Z St. Johann im Pongau, dobre 40 km od mety, zapowiada się finał thrillera: gwałtowne ataki i próby ucieczki. Ostatecznie jednak o zwycięstwie i pierwszych miejscach zadecydował wymagający sprint na Stadplatz w Radstadt, który warto zobaczyć. Po superszybkim
Zjazd przebiegał po łuku 90° przez ostatnie 500 m. Kręta trasa prowadziła do mety stromym podjazdem. Ostatnie 200 m to kostka brukowa. I tutaj 2 kierowców teamu corratec w imponujący sposób wygrało swoje sprinty: Michael Spögler as
Zwycięzca generalny – który jako wspinacz nie jest (jeszcze) sprawdzonym najlepszym sprinterem. Roland Döring finiszował za nim z dużą 2. grupą i dał z siebie wszystko w wyraźnie doświadczony sposób, co ostatecznie przyniosło mu zasłużone 2. miejsce w kategorii Masters.

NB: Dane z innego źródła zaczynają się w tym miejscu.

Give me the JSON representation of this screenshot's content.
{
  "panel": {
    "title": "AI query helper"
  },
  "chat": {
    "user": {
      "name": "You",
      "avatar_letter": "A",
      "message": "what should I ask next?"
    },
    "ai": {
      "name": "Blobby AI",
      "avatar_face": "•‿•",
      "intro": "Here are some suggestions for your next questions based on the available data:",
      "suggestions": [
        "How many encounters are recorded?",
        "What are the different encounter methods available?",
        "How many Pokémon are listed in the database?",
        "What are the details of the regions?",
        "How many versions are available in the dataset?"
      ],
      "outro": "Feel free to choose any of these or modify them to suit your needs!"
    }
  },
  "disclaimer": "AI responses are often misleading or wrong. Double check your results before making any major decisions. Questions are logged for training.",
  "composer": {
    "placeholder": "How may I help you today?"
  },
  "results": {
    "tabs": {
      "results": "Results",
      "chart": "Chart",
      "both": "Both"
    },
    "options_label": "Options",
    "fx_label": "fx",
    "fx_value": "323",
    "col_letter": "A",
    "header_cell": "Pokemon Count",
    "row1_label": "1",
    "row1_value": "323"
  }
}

Patrząc wstecz, zespół Corratec ponownie poprowadził wszechstronny, skuteczny i udany wyścig, w którym każdy mógł wnieść swój cenny wkład w dotarcie do mety, nawet jeśli czasami było to na granicy wyczerpania. Fakt, że wszyscy mogli cieszyć się brunchem, który nastąpił później, i licznie zgromadzoną ceremonią wręczenia nagród na rynku w Radstadt, był po prostu wspaniały: a jednocześnie motywujący do podjazdu „Glocknerkönig”, który odbył się 03.06.2018 czerwca XNUMX r.